In our journey in this field, we have struggled with various problems, faced many challenges, and learned various lessons over time. This workshop is our way of giving back a major chunk of the knowledge we’ve gained in the world of text analytics and natural language processing, where building a fancy word cloud from a bunch of text documents is not enough anymore. You might have had questions like ‘What is the right technique to solve a problem?’, ‘How does text summarization really work?’ and ‘Which are the best frameworks to solve multi-class text categorization?’ among many other questions! Based on our prior knowledge and learnings from publishing a couple of books in this domain, this workshop should help readers avoid some of the pressing issues in NLP and learn effective strategies to master NLP.

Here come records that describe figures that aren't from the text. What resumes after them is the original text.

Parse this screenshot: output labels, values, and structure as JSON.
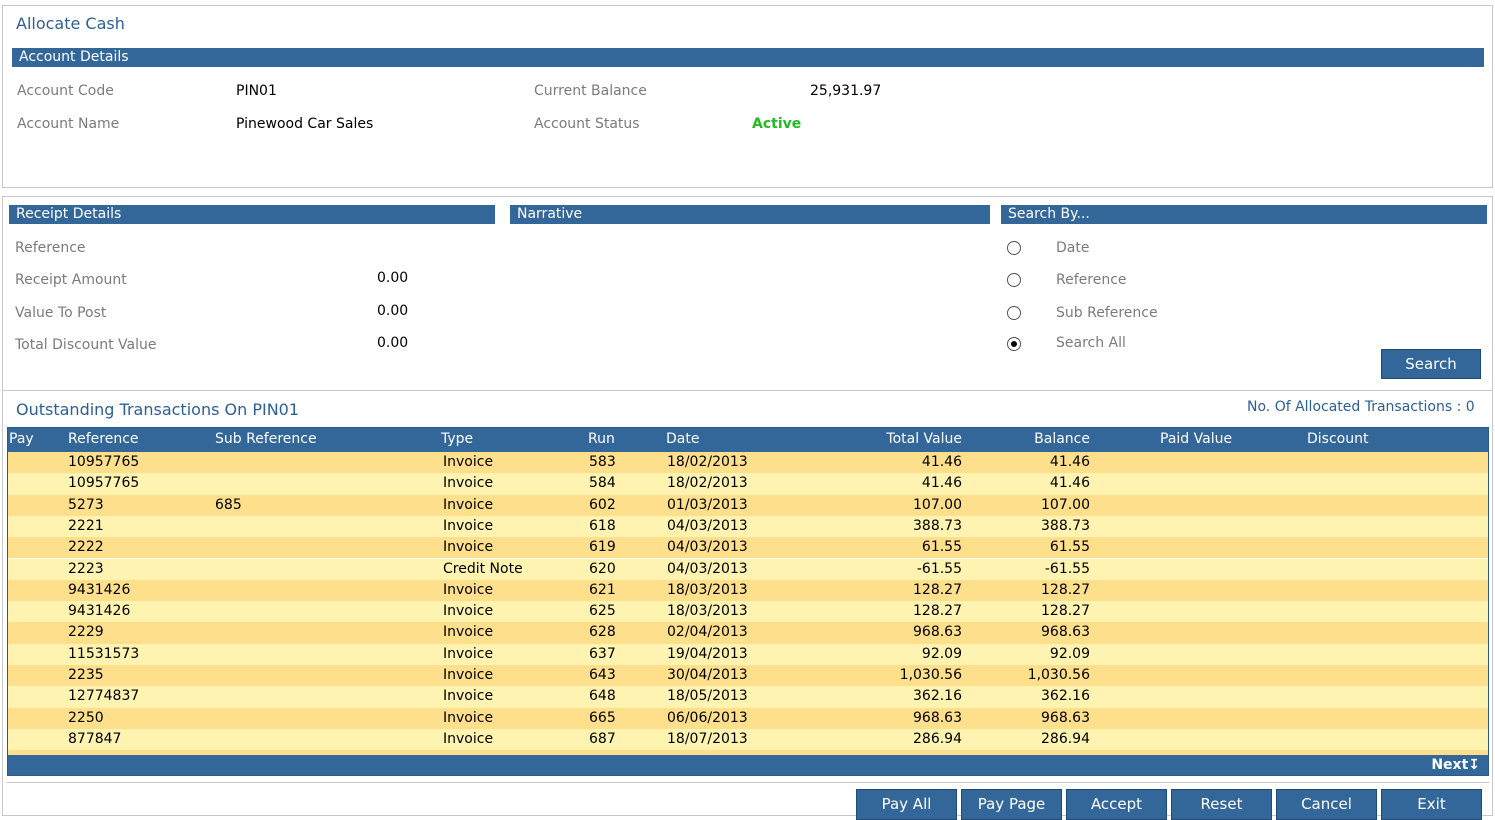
{
  "page": {
    "title": "Allocate Cash"
  },
  "account_details": {
    "header": "Account Details",
    "code_label": "Account Code",
    "code_value": "PIN01",
    "name_label": "Account Name",
    "name_value": "Pinewood Car Sales",
    "balance_label": "Current Balance",
    "balance_value": "25,931.97",
    "status_label": "Account Status",
    "status_value": "Active"
  },
  "receipt_details": {
    "header": "Receipt Details",
    "reference_label": "Reference",
    "receipt_amount_label": "Receipt Amount",
    "receipt_amount_value": "0.00",
    "value_to_post_label": "Value To Post",
    "value_to_post_value": "0.00",
    "total_discount_label": "Total Discount Value",
    "total_discount_value": "0.00"
  },
  "narrative": {
    "header": "Narrative"
  },
  "search_by": {
    "header": "Search By...",
    "options": [
      "Date",
      "Reference",
      "Sub Reference",
      "Search All"
    ],
    "selected": "Search All",
    "search_button": "Search"
  },
  "transactions": {
    "title": "Outstanding Transactions On PIN01",
    "allocated_label": "No. Of Allocated Transactions :",
    "allocated_count": "0",
    "columns": [
      "Pay",
      "Reference",
      "Sub Reference",
      "Type",
      "Run",
      "Date",
      "Total Value",
      "Balance",
      "Paid Value",
      "Discount"
    ],
    "rows": [
      [
        "",
        "10957765",
        "",
        "Invoice",
        "583",
        "18/02/2013",
        "41.46",
        "41.46",
        "",
        ""
      ],
      [
        "",
        "10957765",
        "",
        "Invoice",
        "584",
        "18/02/2013",
        "41.46",
        "41.46",
        "",
        ""
      ],
      [
        "",
        "5273",
        "685",
        "Invoice",
        "602",
        "01/03/2013",
        "107.00",
        "107.00",
        "",
        ""
      ],
      [
        "",
        "2221",
        "",
        "Invoice",
        "618",
        "04/03/2013",
        "388.73",
        "388.73",
        "",
        ""
      ],
      [
        "",
        "2222",
        "",
        "Invoice",
        "619",
        "04/03/2013",
        "61.55",
        "61.55",
        "",
        ""
      ],
      [
        "",
        "2223",
        "",
        "Credit Note",
        "620",
        "04/03/2013",
        "-61.55",
        "-61.55",
        "",
        ""
      ],
      [
        "",
        "9431426",
        "",
        "Invoice",
        "621",
        "18/03/2013",
        "128.27",
        "128.27",
        "",
        ""
      ],
      [
        "",
        "9431426",
        "",
        "Invoice",
        "625",
        "18/03/2013",
        "128.27",
        "128.27",
        "",
        ""
      ],
      [
        "",
        "2229",
        "",
        "Invoice",
        "628",
        "02/04/2013",
        "968.63",
        "968.63",
        "",
        ""
      ],
      [
        "",
        "11531573",
        "",
        "Invoice",
        "637",
        "19/04/2013",
        "92.09",
        "92.09",
        "",
        ""
      ],
      [
        "",
        "2235",
        "",
        "Invoice",
        "643",
        "30/04/2013",
        "1,030.56",
        "1,030.56",
        "",
        ""
      ],
      [
        "",
        "12774837",
        "",
        "Invoice",
        "648",
        "18/05/2013",
        "362.16",
        "362.16",
        "",
        ""
      ],
      [
        "",
        "2250",
        "",
        "Invoice",
        "665",
        "06/06/2013",
        "968.63",
        "968.63",
        "",
        ""
      ],
      [
        "",
        "877847",
        "",
        "Invoice",
        "687",
        "18/07/2013",
        "286.94",
        "286.94",
        "",
        ""
      ]
    ],
    "next_label": "Next",
    "next_icon": "arrow-down-icon",
    "row_colors": [
      "#fedf8c",
      "#fef3b0"
    ]
  },
  "actions": [
    "Pay All",
    "Pay Page",
    "Accept",
    "Reset",
    "Cancel",
    "Exit"
  ]
}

The intent of this workshop is to make you a hero in NLP so that you can start applying NLP to solve real-world problems. We start from zero and follow a comprehensive and structured approach to make you learn all the essentials in NLP. We will be covering the following aspects during the course of this workshop with hands-on examples and projects!
- Basics of Natural Language and Python for NLP tasks
- Text Processing and Wrangling
- Text Understanding - POS, NER, Parsing
- Text Representation - BOW, Embeddings, Contextual Embeddings
- Text Similarity and Content Recommenders
- Text Clustering
- Topic Modeling
- Text Summarization
- Sentiment Analysis - Unsupervised & Supervised
- Text Classification with Machine Learning and Deep Learning
- Multi-class & Multi-Label Text Classification
- Deep Transfer Learning and it's promise
- Applying Deep Transfer Learning - Universal Sentence Encoders, ELMo and BERT for NLP tasks
- Generative Deep Learning for NLP
- Next Steps
With over 10 hands-on projects, the bootcamp will be packed with plenty of hands-on examples for you to go through, try out and practice and we will try to keep theory to a minimum considering the limited time we have and the amount of ground we want to cover. We hope at the end of this workshop you can takeaway some useful methodologies to apply for solving NLP problems in the future. We will be using Python to showcase all our examples.